There are a total of five categories of things that can be leaked:

  1. Status code
  2. Redirects
  3. API usage
  4. Page Content
  5. HTTP header

Each of these categories has its own specific methods to achieve the leaks.

For example, in the category of redirects, there is a method called "Max Redirect Leak" that utilizes the maximum number of redirects allowed to detect if a webpage is performing server-side redirects.

The principle is as follows: in the fetch specification, there is a limit on the number of redirects for a response:

If request's redirect count is 20, then return a network error.

Therefore, assuming our target to test is http://target.com/test, we first create an API on our own server that redirects 19 times, with the final redirect leading to http://target.com/test.

If the response from http://target.com/test is a redirect, it will trigger the maximum limit of 20 redirects and throw a network error. If it is not a redirect, then nothing happens.

By checking if an error occurs during the execution of fetch(), we can determine if http://target.com/test is being redirected.

The xsinator website contains many interesting XSLeaks techniques. If you are interested, you can take a look.

Conclusion

In this article, we continue to discuss XSLeaks, which we mentioned in the previous article, and introduce the attack method of using cache as a leak oracle. This is a common practice in the world of side-channel attacks. In addition, we provide some real-world examples to show the impact of applying XSLeaks to real-world websites. For example, the example from Google demonstrates that combining XSLeaks with search functionality can create even greater impact than imagined.

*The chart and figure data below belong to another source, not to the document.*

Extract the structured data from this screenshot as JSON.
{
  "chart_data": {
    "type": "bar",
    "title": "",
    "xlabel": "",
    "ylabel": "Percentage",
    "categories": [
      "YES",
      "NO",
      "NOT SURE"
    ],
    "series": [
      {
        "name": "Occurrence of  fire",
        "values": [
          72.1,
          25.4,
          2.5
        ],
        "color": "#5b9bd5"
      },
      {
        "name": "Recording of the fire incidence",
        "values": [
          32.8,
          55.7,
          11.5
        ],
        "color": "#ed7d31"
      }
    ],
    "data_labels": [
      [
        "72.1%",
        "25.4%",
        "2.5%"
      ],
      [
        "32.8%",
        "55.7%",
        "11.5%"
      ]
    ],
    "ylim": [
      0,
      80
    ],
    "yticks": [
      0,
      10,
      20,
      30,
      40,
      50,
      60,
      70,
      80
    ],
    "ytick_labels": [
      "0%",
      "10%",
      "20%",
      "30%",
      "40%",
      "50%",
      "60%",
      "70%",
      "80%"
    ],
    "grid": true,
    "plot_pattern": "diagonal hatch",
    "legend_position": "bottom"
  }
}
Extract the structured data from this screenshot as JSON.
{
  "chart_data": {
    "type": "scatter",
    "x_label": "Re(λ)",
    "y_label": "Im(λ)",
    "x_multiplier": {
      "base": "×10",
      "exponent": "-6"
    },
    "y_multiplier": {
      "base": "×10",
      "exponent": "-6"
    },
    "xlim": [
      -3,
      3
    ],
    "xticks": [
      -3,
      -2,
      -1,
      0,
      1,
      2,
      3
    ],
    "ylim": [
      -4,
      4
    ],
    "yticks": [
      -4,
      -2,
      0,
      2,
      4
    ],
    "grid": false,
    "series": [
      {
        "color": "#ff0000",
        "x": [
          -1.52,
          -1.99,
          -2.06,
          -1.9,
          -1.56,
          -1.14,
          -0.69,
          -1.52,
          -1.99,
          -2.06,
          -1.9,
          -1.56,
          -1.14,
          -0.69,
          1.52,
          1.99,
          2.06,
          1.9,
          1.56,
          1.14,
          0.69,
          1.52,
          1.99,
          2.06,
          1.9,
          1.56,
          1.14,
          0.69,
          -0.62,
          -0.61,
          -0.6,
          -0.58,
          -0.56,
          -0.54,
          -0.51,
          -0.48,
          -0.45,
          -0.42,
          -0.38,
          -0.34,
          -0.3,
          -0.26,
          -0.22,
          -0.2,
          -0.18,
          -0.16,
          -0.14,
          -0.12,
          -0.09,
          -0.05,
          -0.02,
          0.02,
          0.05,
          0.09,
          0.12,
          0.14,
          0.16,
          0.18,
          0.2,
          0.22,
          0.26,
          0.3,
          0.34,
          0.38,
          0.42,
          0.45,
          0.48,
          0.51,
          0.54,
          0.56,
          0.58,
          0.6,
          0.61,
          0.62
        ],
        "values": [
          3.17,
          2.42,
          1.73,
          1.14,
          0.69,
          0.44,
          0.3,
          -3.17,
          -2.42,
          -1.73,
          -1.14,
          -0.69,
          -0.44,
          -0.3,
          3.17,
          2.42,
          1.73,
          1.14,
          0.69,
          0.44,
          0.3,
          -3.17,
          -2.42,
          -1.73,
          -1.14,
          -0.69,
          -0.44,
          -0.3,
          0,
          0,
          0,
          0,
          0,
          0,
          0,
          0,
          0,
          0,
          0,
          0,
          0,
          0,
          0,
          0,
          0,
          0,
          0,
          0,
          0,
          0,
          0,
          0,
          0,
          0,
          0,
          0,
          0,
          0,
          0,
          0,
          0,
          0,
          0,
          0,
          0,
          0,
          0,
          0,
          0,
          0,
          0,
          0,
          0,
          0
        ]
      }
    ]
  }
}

XSLeaks is my favorite topic in frontend security. If I were to write about it seriously, I could easily write a complete series of articles for 30 days because there are truly many different ways to use XSLeaks. Some attack methods even utilize lower-level components, making the attacks more challenging and requiring more prerequisite knowledge.

Although XSLeaks, as an indirect attack method, may not have the same level of impact as direct XSS attacks, it is still quite fascinating.